Part 2: Push for Industrial Hemp
Several state lawmakers - where industrial hemp is currently illegal - want to get hemp into production as soon as possible for farmers.
Doug Sombke represents a Farmers Union and says farmers are desperate to diversify their cash crops.
"We really need another tool in the toolbox for farmers to use, and we're not telling you you've got to use it - it's just another opportunity," he said. "That's all we're looking for. We're trying to find a way - as many ways as possible, actually - for farmers to be successful."
The 2018 Farm Bill legalized the cultivation of industrial hemp. The ancient plant is known to have more than 25,000 possible uses, from dietary supplements and skin-care products to clothing.
Hemp is also a cousin of Marijuana - which is where the stigma against hemp comes from.
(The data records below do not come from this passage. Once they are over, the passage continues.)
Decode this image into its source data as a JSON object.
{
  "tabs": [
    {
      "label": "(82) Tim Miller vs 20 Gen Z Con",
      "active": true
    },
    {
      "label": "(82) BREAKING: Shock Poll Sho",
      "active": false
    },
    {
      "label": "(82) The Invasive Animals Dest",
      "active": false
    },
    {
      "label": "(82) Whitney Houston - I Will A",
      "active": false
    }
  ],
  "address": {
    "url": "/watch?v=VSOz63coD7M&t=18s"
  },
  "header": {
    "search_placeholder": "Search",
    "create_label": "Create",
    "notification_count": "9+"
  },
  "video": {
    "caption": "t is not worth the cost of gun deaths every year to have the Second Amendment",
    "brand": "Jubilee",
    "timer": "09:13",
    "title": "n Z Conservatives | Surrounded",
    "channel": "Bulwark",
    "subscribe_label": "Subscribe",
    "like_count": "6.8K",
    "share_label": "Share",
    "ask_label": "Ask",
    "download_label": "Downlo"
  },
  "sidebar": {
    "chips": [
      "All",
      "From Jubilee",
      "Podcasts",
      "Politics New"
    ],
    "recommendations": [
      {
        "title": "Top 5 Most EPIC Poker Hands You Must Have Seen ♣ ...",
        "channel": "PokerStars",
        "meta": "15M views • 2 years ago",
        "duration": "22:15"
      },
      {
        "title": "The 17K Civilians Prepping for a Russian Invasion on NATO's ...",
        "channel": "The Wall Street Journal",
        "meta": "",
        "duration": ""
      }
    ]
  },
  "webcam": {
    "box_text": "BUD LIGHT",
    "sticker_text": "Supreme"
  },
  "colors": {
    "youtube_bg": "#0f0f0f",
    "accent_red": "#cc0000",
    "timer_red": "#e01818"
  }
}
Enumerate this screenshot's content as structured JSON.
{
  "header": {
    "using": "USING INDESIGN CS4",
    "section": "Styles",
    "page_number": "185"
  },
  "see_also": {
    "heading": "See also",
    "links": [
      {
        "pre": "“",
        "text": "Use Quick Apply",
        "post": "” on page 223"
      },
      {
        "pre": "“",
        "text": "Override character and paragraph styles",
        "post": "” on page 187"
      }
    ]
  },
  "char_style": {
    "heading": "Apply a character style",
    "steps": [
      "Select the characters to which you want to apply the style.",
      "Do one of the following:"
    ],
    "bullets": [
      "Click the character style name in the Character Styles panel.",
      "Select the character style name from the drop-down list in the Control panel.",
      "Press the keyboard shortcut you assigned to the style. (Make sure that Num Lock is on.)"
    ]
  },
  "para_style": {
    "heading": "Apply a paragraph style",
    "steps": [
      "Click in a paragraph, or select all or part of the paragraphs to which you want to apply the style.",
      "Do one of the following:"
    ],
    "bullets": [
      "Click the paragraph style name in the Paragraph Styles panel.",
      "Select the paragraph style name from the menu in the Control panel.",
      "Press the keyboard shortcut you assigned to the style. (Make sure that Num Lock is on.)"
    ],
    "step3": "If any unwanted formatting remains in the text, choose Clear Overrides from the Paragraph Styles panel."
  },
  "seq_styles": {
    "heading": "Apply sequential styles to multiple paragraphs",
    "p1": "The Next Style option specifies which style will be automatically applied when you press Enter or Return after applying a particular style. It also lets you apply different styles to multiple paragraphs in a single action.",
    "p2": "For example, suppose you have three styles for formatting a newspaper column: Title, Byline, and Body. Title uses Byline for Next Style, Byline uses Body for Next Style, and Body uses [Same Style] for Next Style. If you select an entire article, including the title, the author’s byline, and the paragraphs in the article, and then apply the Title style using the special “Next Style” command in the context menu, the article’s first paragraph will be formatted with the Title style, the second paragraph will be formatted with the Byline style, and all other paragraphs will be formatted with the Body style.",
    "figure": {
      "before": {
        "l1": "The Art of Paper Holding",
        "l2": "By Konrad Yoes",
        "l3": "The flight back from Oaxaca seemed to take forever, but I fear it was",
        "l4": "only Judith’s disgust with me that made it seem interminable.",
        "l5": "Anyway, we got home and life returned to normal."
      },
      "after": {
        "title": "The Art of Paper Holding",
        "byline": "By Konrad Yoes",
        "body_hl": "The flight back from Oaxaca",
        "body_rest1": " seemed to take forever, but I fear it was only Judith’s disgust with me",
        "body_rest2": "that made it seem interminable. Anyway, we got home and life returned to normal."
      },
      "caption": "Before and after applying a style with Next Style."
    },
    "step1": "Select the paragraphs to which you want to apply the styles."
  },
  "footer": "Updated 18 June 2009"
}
Sombke looked to Montana, which had 22,000 acres of hemp in cultivation last year. Sombke is in Idaho, which is widley considered one of the most conservative states in the West - and says he doesn't want farmers to get left behind.
That's what I fear, that we're going to be 50th again," he said. "I know there are some that are saying, 'Well, you know, let somebody else do it and then we'll jump in later.' Well, that's not how it always works, right? I mean, I think we've got producers that are just as good as any other state, and are just as smart."
Forty-three states already have begun introducing hemp into their agricultural mix, with states like Minnesota now gearing up for significant expansion this year.